Upon coming back to the Philippines, Carlos became a freelance set designer and director for organizations like Ballet Philippines and Actors Actors Inc. He also started giving walking tours around Manila, which he likens to a work of art or a performance. “Intramuros is my stage, telling the story of the Philippines is my paint, and I am the paintbrush. I try to use the philosophies of art and art history.”

Seeing the locals’ morning offerings during a visit to Bali inspired Carlos to come up with what he calls the “Random Act of Beauty,” which is a philosophy that he lives by everyday. “Everyday you should do one act that is considered as beautiful,” he says. He adds that he find beauty in the things around him and turns them into a work of art. During the “Powerhouse” visit to his home, he showed host Mel Tiangco how half-dead flowers he picked up from Roxas Boulevard can be beautiful when arranged.
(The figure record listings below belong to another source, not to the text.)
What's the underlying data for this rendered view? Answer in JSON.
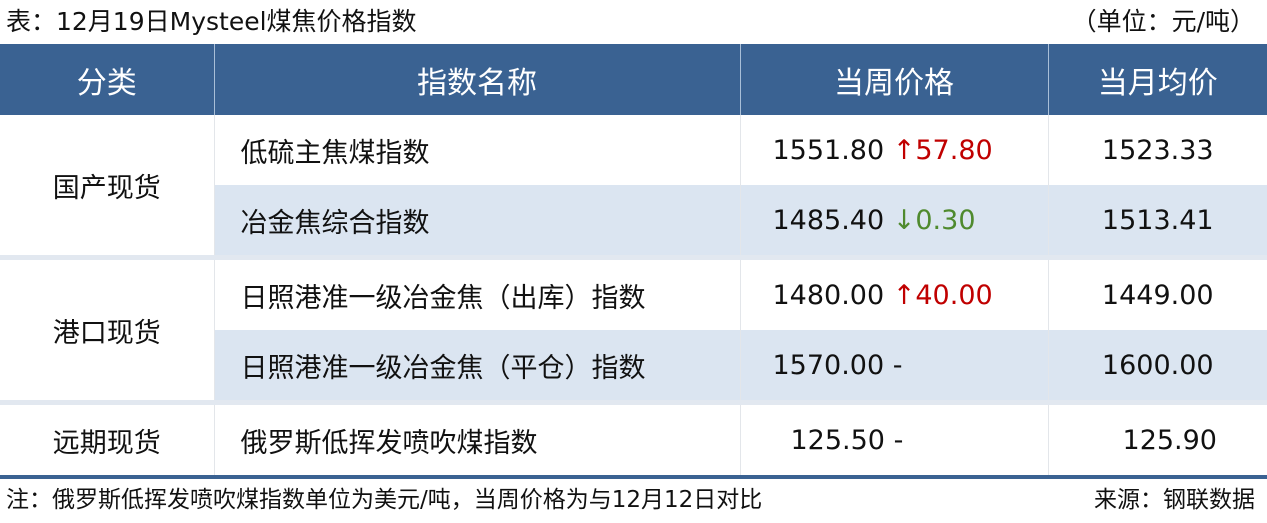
{
  "title": "表：12月19日Mysteel煤焦价格指数",
  "unit": "（单位：元/吨）",
  "headers": [
    "分类",
    "指数名称",
    "当周价格",
    "当月均价"
  ],
  "colors": {
    "header": "#3a6292",
    "stripe": "#dbe5f1",
    "up": "#c00000",
    "down": "#4f8a2e"
  },
  "groups": [
    {
      "category": "国产现货",
      "rows": [
        {
          "name": "低硫主焦煤指数",
          "price": "1551.80",
          "arrow": "↑",
          "change": "57.80",
          "direction": "up",
          "avg": "1523.33"
        },
        {
          "name": "冶金焦综合指数",
          "price": "1485.40",
          "arrow": "↓",
          "change": "0.30",
          "direction": "down",
          "avg": "1513.41"
        }
      ]
    },
    {
      "category": "港口现货",
      "rows": [
        {
          "name": "日照港准一级冶金焦（出库）指数",
          "price": "1480.00",
          "arrow": "↑",
          "change": "40.00",
          "direction": "up",
          "avg": "1449.00"
        },
        {
          "name": "日照港准一级冶金焦（平仓）指数",
          "price": "1570.00",
          "arrow": "",
          "change": "-",
          "direction": "none",
          "avg": "1600.00"
        }
      ]
    },
    {
      "category": "远期现货",
      "rows": [
        {
          "name": "俄罗斯低挥发喷吹煤指数",
          "price": "125.50",
          "arrow": "",
          "change": "-",
          "direction": "none",
          "avg": "125.90"
        }
      ]
    }
  ],
  "note": "注：俄罗斯低挥发喷吹煤指数单位为美元/吨，当周价格为与12月12日对比",
  "source": "来源：钢联数据"
}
He says all it takes is a little creativity and for you to “exercise your power of finding beauty in anything.”

“Cultural Activism”

When asked where he got the ideals and advocacies that he has now, Carlos says, “I think it was the combination of being sheltered and going to UP Diliman… The polarization of comfort and activism probably gave me my interest and (put me in a) position to do something.”

Carlos says his “Damaso” protest is a good example of using arts and culture in activism. Using the history of the Philippines, literary figures created by the national hero, a little bit of cosplay, and using Manila Cathedral as a stage, he created what he calls “a transformation.”
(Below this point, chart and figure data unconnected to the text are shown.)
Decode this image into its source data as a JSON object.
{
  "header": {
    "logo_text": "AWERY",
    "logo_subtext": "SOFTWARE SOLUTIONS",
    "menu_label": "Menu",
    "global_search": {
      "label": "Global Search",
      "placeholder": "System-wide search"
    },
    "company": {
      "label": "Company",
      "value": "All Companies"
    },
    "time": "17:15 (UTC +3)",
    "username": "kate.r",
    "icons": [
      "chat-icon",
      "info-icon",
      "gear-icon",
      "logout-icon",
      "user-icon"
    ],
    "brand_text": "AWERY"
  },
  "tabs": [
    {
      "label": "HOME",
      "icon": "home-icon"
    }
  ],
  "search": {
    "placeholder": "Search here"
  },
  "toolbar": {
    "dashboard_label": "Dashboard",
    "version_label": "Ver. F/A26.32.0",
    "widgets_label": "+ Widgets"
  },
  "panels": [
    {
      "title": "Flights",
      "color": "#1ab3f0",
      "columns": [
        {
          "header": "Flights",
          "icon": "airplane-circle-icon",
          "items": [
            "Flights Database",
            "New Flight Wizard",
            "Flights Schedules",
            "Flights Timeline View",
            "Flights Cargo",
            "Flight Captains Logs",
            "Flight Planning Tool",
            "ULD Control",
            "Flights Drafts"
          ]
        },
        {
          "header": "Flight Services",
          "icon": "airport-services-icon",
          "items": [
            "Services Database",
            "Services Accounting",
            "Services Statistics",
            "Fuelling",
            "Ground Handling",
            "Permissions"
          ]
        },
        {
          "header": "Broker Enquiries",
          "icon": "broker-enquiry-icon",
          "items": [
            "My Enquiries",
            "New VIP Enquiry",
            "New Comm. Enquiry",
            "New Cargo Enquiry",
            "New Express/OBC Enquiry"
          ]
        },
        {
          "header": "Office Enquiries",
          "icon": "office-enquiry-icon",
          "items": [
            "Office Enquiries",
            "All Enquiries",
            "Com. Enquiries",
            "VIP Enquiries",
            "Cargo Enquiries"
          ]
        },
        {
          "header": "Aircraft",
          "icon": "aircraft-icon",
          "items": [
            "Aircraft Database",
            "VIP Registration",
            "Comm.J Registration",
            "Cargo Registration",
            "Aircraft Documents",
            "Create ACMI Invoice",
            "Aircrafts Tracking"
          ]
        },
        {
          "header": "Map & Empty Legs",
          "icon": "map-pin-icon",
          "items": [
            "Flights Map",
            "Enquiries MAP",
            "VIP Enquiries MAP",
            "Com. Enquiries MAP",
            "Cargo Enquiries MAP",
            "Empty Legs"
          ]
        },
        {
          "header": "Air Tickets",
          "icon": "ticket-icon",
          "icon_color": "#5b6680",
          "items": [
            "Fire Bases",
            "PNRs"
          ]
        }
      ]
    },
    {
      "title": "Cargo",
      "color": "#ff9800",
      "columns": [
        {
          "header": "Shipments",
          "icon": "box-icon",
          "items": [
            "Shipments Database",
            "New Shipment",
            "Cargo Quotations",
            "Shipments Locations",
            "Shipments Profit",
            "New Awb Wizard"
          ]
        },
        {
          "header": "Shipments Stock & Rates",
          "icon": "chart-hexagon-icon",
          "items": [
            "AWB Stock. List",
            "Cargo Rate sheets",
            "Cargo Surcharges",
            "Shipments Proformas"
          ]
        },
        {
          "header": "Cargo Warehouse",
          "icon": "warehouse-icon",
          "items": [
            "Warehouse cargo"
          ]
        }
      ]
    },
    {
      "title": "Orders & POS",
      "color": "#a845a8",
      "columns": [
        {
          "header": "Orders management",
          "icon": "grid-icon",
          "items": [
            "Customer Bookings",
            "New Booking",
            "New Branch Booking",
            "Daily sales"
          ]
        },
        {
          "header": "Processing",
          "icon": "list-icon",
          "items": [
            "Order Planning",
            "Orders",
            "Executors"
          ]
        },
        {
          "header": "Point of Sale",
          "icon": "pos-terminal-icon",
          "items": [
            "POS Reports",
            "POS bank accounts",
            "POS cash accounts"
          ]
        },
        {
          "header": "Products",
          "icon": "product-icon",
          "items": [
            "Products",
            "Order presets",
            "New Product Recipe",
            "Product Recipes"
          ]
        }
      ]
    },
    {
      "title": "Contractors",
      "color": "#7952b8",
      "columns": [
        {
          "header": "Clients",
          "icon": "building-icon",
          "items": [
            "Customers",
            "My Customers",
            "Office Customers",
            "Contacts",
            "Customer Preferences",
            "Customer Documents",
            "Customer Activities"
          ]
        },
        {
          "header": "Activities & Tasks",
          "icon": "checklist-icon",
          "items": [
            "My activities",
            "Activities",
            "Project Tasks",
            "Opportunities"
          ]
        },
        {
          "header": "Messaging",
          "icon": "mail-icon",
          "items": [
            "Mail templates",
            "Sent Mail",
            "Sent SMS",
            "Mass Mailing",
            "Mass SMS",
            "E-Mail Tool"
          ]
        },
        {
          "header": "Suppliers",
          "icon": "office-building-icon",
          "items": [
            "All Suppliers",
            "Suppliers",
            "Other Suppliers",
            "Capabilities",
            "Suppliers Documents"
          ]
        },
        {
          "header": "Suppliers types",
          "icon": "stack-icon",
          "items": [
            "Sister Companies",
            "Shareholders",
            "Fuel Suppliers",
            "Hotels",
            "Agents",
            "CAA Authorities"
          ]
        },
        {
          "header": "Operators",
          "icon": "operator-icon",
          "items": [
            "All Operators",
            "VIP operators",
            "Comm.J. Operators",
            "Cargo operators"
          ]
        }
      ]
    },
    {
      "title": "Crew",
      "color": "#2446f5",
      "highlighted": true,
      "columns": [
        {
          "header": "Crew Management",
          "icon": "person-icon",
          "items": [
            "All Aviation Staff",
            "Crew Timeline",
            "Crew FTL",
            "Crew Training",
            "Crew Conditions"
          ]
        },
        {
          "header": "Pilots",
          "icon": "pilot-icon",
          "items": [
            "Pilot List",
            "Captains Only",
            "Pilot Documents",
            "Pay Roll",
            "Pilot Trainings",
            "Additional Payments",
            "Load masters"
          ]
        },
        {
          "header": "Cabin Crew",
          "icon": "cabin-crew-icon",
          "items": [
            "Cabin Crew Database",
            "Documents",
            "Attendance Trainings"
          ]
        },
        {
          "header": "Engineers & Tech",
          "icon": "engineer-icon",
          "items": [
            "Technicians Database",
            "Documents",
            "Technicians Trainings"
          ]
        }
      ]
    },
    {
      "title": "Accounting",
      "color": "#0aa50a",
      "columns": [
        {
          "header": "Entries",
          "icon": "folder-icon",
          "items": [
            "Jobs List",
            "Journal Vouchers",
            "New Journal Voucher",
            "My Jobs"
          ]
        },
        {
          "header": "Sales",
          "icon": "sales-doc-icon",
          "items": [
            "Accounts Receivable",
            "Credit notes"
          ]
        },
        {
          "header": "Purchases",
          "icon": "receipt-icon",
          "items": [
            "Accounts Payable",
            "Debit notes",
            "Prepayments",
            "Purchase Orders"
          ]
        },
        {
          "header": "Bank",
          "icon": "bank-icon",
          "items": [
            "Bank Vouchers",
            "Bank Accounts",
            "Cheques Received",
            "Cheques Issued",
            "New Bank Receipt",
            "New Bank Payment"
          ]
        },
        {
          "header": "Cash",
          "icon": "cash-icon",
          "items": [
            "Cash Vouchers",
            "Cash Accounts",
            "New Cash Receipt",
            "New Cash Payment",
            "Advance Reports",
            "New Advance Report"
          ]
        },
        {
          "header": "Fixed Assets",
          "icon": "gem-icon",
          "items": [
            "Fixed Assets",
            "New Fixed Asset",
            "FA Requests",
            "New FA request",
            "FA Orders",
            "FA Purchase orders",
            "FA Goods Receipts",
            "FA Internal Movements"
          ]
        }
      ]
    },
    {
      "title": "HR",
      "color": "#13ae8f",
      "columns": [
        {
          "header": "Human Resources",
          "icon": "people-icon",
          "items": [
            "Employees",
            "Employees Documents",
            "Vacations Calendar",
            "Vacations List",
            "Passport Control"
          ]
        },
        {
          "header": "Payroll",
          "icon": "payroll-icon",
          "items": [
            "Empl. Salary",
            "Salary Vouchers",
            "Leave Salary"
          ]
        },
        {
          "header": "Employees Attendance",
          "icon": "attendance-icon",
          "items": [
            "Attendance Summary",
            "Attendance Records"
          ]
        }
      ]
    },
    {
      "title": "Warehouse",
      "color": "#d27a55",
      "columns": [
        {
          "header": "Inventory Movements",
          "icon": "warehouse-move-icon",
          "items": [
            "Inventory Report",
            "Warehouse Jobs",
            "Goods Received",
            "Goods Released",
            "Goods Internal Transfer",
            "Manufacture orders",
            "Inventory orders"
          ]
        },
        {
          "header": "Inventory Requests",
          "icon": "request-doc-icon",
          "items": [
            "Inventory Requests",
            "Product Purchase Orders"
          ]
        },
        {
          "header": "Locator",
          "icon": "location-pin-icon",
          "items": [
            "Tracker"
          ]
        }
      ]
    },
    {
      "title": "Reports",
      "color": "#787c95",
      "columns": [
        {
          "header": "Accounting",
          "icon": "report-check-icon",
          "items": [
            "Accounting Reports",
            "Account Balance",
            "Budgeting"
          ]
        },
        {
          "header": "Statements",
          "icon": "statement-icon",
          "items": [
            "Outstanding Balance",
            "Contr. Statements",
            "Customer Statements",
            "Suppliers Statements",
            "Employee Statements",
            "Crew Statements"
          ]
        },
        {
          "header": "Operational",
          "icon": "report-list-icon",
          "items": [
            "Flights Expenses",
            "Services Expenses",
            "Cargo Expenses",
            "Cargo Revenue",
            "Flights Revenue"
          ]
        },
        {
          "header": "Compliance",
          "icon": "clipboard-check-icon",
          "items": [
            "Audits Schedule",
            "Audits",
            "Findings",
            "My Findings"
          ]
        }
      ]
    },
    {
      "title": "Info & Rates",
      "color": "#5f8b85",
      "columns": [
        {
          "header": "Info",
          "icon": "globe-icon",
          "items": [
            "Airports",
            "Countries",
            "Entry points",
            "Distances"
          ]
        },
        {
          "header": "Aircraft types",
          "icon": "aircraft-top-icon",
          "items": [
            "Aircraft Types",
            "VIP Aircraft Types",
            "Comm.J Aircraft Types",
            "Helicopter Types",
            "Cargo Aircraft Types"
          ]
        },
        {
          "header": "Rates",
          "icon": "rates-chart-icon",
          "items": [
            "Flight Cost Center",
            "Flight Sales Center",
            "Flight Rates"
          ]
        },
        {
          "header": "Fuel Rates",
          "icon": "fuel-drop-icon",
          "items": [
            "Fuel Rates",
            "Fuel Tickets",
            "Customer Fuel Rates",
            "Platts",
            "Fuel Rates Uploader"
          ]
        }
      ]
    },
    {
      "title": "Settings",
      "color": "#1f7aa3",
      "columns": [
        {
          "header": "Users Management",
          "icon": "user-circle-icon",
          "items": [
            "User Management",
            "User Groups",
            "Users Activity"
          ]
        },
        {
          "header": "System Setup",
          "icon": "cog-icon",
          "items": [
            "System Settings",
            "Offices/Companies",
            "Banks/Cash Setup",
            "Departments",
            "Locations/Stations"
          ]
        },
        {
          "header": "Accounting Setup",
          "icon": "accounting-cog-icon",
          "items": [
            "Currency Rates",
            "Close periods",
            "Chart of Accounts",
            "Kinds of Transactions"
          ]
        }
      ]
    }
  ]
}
He adds that the protest was his way of addressing the poverty that surrounded him every time he would conduct his tours around Manila. “I’m a tour guide, I tour everybody around Manila,” he says. “May magandang Manila Cathedral, may (magagandang) bahay, may magandang park, may magandang mall, and then ang daming street children.” He feels that this is a result of the poor mothers in the Philippines not having free access to reproductive health options. “It has a lot more to do with human rights, and women’s rights,” he adds. “We tried everything with the economy, constitution, liberalization of this and that, but we forgot about the empowerment of the Filipino family.”

Because of this protest, Carlos has been called a “cultural activist.” On that matter, he says: “I really believe (that) arts and culture is the best way to change society.” He believes that using creativity, history, and culture will make more of a lasting change than forcing people to change (because) “to really change the Philippines, you have to make the Filipino want to change.”
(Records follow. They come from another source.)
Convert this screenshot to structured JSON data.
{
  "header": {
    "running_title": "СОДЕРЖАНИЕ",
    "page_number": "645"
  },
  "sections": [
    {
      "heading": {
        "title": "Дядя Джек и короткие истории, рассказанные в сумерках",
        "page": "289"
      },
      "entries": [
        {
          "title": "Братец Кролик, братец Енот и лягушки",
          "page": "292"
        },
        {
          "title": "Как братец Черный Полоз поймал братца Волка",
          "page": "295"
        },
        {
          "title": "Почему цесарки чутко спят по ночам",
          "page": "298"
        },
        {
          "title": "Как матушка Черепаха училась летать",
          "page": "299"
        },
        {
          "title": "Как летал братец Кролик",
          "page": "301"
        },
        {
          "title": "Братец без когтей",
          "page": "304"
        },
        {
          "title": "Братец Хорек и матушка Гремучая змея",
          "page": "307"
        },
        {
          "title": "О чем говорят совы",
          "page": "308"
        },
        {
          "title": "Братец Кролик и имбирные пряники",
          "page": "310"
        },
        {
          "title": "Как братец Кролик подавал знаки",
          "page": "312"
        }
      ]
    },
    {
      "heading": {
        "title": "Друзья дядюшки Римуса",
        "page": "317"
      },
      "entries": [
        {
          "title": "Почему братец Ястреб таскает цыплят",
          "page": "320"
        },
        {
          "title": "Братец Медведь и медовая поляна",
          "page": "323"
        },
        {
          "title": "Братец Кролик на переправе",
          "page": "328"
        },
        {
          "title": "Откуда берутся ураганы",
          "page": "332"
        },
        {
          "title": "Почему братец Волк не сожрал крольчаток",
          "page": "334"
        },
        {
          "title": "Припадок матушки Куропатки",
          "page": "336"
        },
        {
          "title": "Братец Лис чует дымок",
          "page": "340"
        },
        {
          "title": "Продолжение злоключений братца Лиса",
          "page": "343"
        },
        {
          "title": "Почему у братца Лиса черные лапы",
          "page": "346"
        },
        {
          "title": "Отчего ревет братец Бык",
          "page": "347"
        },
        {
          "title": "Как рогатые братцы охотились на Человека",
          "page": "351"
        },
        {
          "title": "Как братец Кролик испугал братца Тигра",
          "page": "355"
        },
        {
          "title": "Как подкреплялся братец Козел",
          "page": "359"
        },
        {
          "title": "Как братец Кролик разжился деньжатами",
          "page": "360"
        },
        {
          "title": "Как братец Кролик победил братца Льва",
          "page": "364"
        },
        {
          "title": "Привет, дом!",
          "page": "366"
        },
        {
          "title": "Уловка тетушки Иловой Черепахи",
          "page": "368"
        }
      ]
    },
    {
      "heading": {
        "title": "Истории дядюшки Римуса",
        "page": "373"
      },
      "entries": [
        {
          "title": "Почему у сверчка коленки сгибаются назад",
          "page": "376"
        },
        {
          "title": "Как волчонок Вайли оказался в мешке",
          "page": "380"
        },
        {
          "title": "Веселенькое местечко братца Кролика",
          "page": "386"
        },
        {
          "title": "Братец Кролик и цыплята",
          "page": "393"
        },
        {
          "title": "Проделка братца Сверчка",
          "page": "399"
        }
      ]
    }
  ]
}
Carlos was found guilty of “offending religious feelings” under Article 133 of the Revised Penal Code. Despite forgiveness from the Catholic Church, he says he still has to go to jail for two months and one day. However, according to him, it was all worth it. “There’s no regrets,” he says.

“Do crazy things”

Twenty years from now, Carlos Celdran still sees himself living happily in Manila. He says there’s no sense in moving abroad because his work is about being Filipino. “‘Yung tour ko pang-Pilipino, ‘yung trabaho ko (pang-Pilipino). (The) whole pursuit ng art life ko was about being Filipino,” he says.

Carlos says that he would like to be an example for other Filipino artists. “I would like to prove to Filipinos out there that even if you are an artist and you have a ridiculous dream of doing cosplay everyday in Intramuros, if you are as pasaway to walk into Manila Cathedral and tell the bishops what you really think, this is the country to do it. Because really, the Philippines is more free than we think we are,” he says.

He points out that compared to many other countries, we are lucky to be able to express ourselves freely, without fear from our government or any particular religion. “Our repression comes from inside,” he says, adding that right now is a very good moment for Filipinos to “come out and do crazy things.”

“It proves that Filipinos can do it,” Carlos says.